THE rate of increase in breast cancer in Ireland is twice that of the UK, as more women are diagnosed with the disease here through screening programmes.
The increase in the rate of prostate cancer is also 1.5 times higher here than in the UK following the rise in PSA testing over the past 20 years.
The trends are revealed in the annual report of the National Cancer Registry, which shows than 19,000 invasive cancer cases were diagnosed on average each year in the period 2009-2011.
It means the lifetime risk of having the disease for men is one in three, while it is one in four for women.There were almost 9,000 deaths from cancer in 2011, making it second only to cardiovascular disease.
The report said that survival from all the common cancers improved in Ireland between the periods 1995-1999 and 2000-2007.
But there was little change in the ranking of Ireland relative to other European countries.
For most cancers, five-year survival rates in Ireland were similar to those observed in the UK.
The report said that estimates of lung cancer incidence in Ireland and the UK overall for 2012 were fairly similar, but male rates in Ireland and the UK were substantially lower, and female rates higher, than the EU average.
Rates for melanoma in 2012 were also fairly similar in Ireland and the UK and were higher than the EU average.
Since 1994, melanoma rates in Irish females have been higher than in the UK, but similar and significant increasing trends were observed over time in both sexes in all countries.
This trend has been blamed on more people taking foreign holidays and using sunbeds.
Meanwhile, in 2012, incidence of female breast cancer in Ireland was 5pc lower than in the UK but 13pc higher than the EU average.
Breast screening in both Ireland and UK has resulted in increasing incidence over time as more people are diagnosed.
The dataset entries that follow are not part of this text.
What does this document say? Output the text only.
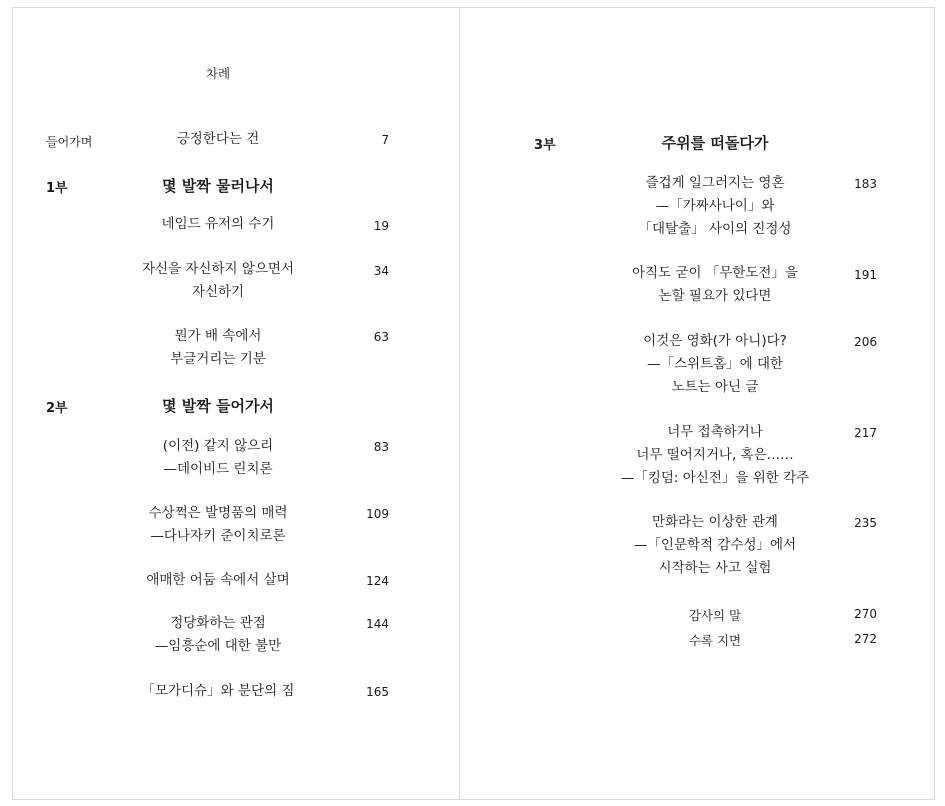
차례
들어가며	긍정한다는 건	7
1부	몇 발짝 물러나서
네임드 유저의 수기	19
자신을 자신하지 않으면서
자신하기
34
뭔가 배 속에서
부글거리는 기분
63
2부	몇 발짝 들어가서
(이전) 같지 않으리
—데이비드 린치론
83
수상쩍은 발명품의 매력
—다나자키 준이치로론
109
애매한 어둠 속에서 살며	124
정당화하는 관점
—임흥순에 대한 불만
144
「모가디슈」와 분단의 짐	165
3부	주위를 떠돌다가
즐겁게 일그러지는 영혼
—「가짜사나이」와
「대탈출」 사이의 진정성
183
아직도 굳이 「무한도전」을
논할 필요가 있다면
191
이것은 영화(가 아니)다?
—「스위트홈」에 대한
노트는 아닌 글
206
너무 접촉하거나
너무 떨어지거나, 혹은……
—「킹덤: 아신전」을 위한 각주
217
만화라는 이상한 관계
—「인문학적 감수성」에서
시작하는 사고 실험
235
감사의 말	270
수록 지면	272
Cervical cancer trends also reflect the impact of screening programmes.
Lung cancer – which claimed the lives of 1,848 people – was the leading cause of cancer death in both sexes in 2011.
The report pointed out that 12pc of all cancers diagnosed in 2009-2011 were in people under 40. Death rates for all cancers in those under 40 have declined substantially since 1994, with an annual percentage fall of 2pc in both men and women aged 25-39.
Meanwhile, Irish breast cancer detection rates are set to be improved by up to 50pc thanks to a high-tech new '3D' digital screening system.
The system, known as Digital Breast Tomosynthesis (DBT), is being launched at the Bons Secours Hospital in Cork and is expected to become commonplace in Ireland.
DBT is now in widespread use in the US, UK and the EU where it has been found to be effective in helping diagnose early-stage breast cancers.
The '3D' imaging system allows for more effective diagnosis.